Jabatan Fungsional Khusus lingkup Kementerian LHK pada dasarnya merupakan jabatan teknis yang menunjukkan tugas, tanggung jawab, wewenang dan hak seorang Pegawai Negeri Sipil (PNS) yang dalam pelaksanaan tugasnya didasarkan pada keahlian atau keterampilan tertentu serta bersifat mandiri. Jabatan Fungsional Khusus yang dimaksud di atas adalah: Polisi Kehutanan (Polhut); Pengendali Ekosistem Hutan (PEH); dan Penyuluh Kehutanan.

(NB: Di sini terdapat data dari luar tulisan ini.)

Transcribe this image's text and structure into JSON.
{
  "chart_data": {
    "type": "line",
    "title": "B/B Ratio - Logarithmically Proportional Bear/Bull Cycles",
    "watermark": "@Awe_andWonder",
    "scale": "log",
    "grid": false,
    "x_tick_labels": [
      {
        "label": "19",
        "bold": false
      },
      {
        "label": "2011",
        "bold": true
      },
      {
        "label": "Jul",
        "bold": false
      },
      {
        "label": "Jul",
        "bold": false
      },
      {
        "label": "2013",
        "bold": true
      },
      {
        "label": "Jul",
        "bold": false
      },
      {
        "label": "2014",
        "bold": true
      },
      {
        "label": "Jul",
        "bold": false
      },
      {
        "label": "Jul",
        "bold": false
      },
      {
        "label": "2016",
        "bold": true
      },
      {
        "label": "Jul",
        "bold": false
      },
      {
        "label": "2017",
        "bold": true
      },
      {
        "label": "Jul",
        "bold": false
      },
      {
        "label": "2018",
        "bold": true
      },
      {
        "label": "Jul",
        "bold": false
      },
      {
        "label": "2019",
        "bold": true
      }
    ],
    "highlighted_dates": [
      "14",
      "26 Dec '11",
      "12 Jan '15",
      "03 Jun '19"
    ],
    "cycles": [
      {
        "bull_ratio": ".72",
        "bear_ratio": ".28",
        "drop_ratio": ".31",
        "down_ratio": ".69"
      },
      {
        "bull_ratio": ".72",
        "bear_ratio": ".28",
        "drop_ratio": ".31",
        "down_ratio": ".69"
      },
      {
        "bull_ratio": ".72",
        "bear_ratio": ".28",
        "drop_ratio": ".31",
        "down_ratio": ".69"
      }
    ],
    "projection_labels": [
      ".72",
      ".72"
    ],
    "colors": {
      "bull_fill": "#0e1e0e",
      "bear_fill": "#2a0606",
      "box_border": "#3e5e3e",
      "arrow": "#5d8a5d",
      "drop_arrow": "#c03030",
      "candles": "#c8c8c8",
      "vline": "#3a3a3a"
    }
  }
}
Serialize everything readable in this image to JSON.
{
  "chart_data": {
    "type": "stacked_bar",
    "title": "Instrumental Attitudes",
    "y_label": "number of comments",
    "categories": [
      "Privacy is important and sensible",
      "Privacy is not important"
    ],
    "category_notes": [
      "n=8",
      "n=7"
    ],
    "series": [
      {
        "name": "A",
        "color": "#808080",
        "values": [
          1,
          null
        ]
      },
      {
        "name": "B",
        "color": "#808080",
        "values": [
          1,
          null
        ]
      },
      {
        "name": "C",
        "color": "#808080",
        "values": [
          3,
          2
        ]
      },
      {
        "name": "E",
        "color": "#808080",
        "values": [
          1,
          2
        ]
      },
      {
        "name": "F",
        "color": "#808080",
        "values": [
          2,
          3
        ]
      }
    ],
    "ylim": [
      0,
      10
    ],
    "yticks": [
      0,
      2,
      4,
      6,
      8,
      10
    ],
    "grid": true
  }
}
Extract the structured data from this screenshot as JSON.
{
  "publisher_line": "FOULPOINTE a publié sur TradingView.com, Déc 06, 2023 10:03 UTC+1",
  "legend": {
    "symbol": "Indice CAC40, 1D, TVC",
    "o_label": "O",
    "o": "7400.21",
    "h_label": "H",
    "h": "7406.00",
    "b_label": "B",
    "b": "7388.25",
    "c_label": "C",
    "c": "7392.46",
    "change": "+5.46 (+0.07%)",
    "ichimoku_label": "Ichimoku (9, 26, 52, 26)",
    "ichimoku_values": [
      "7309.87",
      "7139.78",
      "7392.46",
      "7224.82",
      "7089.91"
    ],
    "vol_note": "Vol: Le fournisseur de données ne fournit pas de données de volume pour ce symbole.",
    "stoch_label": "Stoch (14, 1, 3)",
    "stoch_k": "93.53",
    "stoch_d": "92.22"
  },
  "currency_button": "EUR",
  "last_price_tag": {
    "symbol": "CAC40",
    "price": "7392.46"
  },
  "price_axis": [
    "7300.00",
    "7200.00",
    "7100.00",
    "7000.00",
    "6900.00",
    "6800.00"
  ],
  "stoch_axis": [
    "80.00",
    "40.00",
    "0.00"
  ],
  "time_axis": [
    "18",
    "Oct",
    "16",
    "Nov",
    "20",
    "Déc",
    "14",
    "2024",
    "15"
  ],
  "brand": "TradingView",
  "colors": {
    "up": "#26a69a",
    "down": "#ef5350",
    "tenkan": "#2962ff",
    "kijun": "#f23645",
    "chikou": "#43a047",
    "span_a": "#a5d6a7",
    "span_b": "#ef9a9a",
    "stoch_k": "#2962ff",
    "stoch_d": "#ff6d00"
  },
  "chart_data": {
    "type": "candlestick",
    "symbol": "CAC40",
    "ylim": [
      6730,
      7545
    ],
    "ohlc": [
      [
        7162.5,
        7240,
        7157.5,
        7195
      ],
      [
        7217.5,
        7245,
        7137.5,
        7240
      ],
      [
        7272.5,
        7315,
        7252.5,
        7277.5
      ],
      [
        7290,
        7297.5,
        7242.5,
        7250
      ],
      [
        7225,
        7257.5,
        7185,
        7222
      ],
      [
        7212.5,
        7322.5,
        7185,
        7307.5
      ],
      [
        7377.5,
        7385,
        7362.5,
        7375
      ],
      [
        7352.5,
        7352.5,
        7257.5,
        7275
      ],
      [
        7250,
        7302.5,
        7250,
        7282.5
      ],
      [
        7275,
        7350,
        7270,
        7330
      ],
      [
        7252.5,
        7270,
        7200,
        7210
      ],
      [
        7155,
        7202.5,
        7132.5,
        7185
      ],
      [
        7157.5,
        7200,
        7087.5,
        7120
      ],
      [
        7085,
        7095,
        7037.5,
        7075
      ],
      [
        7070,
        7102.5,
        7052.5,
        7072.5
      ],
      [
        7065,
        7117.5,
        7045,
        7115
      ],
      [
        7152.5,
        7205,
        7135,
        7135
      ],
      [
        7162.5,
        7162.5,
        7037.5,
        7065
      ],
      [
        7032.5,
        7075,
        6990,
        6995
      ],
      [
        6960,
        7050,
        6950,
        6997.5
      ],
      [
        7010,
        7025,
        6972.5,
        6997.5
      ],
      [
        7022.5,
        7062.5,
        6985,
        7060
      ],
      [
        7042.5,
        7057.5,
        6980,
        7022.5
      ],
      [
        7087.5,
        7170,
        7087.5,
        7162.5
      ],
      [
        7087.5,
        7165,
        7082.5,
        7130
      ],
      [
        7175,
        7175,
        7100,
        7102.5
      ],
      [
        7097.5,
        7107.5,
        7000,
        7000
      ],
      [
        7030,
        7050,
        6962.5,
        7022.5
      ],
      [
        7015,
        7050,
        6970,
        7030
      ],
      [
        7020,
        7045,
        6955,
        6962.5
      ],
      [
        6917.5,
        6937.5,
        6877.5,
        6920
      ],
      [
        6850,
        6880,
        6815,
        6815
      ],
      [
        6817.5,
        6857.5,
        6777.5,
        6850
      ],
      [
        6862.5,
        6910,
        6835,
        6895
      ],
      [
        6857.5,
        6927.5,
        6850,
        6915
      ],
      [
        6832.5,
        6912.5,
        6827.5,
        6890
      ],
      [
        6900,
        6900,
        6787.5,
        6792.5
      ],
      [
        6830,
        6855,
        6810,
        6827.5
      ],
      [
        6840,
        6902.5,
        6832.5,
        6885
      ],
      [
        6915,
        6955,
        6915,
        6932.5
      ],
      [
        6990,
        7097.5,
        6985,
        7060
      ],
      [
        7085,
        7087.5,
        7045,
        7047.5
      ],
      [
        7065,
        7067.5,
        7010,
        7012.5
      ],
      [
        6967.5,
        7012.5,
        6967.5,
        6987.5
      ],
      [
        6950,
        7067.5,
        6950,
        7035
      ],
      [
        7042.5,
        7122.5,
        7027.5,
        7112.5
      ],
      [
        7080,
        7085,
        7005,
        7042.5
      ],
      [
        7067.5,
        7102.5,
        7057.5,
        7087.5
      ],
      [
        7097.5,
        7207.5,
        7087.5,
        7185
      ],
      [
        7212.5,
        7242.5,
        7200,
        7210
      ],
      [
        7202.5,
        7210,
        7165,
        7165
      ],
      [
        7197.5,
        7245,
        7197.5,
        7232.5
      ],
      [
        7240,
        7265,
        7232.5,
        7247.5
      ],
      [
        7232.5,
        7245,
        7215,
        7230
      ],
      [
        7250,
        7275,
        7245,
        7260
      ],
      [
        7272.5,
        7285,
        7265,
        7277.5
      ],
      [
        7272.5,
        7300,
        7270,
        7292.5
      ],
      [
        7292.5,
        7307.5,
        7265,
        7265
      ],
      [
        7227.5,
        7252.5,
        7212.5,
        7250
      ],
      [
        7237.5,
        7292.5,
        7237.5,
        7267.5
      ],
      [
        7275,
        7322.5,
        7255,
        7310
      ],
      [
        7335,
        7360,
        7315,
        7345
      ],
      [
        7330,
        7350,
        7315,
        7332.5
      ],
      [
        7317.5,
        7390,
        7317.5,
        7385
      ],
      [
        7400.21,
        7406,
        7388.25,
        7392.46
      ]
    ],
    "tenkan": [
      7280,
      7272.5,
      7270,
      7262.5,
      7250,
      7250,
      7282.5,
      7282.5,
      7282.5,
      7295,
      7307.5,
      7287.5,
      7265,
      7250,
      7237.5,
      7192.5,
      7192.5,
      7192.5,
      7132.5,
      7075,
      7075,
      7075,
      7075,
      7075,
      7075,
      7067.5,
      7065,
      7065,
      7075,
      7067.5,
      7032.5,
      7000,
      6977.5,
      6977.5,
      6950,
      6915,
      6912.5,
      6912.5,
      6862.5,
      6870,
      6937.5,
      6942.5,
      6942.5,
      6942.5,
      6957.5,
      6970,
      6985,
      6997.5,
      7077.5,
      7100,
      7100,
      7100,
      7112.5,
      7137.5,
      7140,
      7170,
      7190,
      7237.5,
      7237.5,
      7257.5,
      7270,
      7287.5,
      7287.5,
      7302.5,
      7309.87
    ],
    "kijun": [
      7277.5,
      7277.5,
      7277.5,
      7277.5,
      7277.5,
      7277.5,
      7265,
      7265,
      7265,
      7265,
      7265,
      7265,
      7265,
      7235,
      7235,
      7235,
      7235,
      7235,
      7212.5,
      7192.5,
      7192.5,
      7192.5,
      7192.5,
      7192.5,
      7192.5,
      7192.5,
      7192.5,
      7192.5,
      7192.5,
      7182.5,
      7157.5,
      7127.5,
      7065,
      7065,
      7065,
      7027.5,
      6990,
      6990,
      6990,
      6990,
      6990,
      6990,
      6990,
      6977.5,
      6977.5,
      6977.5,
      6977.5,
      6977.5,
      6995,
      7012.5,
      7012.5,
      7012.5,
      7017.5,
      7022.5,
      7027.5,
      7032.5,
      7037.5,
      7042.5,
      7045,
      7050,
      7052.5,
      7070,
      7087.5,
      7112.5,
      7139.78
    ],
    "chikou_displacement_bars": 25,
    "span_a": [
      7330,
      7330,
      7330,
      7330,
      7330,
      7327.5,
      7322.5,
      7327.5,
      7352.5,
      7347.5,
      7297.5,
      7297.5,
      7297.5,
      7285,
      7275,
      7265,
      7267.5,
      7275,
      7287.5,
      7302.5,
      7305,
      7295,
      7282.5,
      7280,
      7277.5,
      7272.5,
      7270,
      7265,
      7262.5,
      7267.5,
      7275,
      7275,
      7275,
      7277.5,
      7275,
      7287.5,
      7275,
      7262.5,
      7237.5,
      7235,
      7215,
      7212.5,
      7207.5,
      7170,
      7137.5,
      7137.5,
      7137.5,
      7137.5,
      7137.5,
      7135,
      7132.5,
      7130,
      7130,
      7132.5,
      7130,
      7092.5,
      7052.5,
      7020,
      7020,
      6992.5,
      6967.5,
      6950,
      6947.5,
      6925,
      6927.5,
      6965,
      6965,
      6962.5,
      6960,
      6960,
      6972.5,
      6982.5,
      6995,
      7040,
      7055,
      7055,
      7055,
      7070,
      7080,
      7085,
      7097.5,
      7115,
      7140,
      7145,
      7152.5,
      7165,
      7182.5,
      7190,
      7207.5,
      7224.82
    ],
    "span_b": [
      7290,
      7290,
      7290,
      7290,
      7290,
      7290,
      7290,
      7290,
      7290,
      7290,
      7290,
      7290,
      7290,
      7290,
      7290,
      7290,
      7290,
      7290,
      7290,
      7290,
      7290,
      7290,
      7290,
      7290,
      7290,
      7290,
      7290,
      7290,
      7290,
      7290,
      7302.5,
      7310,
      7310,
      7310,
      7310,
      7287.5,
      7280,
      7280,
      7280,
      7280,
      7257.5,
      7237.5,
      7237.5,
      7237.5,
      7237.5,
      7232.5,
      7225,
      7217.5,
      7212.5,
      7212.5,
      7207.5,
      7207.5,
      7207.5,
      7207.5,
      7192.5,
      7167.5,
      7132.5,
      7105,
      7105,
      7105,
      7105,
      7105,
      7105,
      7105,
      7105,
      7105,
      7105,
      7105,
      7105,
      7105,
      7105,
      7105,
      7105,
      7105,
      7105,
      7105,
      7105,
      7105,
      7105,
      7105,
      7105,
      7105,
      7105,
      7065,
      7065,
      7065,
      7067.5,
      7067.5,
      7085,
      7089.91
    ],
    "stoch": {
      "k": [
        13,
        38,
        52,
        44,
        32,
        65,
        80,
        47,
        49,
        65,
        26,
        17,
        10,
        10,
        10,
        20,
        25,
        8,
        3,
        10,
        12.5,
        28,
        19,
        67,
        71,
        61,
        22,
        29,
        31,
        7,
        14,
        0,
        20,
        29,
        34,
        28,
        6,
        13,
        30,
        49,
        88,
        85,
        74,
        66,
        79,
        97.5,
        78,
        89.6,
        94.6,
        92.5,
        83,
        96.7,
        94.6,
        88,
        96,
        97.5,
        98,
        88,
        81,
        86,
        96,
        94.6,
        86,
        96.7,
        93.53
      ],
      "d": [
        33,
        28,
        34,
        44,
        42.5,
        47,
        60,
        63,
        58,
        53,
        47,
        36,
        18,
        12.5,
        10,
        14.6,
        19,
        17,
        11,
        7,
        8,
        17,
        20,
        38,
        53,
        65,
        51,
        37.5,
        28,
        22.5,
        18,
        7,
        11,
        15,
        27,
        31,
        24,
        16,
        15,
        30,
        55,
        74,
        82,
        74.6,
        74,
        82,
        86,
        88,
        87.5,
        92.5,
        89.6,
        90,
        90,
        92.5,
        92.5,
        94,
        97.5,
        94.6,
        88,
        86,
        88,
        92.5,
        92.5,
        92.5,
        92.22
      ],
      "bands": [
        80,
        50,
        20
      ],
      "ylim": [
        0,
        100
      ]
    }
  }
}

Saat ini BBTNBTS memiliki pejabat fungsional khusus sebanyak 44 orang, dengan rincian sebagai berikut :
1. Polhut
Polhut merupakan pejabat fungsional yang mempunyai tugas pokok menyiapkan, melaksanakan, mengembangkan, memantau dan mengevaluasi serta melaporkan kegiatan perlindungan dan pengamanan hutan serta pengawasan peredaran hasil hutan. Saat ini terdapat 25 orang Polhut di lingkup BBTNBTS.
2. PEH
PEH merupakan pejabat fungsional yang mempunyai tugas pokok melaksanakan pengendalian ekosistem hutan, meliputi: menyiapkan, melaksanakan, mengembangkan, memantau dan mengevaluasi. Saat ini terdapat 16 orang PEH, terdiri dari 6 orang PEH terampil dan 10 orang PEH ahli.
3.Penyuluh Kehutanan
Penyuluh Kehutanan merupakan pejabat fungsional yang mempunyai ruang lingkup tugas, tanggung jawab dan wewenang untuk melakukan kegiatan penyuluhan kehutanan sesuai dengan peraturan perundangan. Saat ini terdapat 3 orang penyuluh kehutanan, terdiri dari 1 orang penyuluh terampil dan 2 orang penyuluh ahli.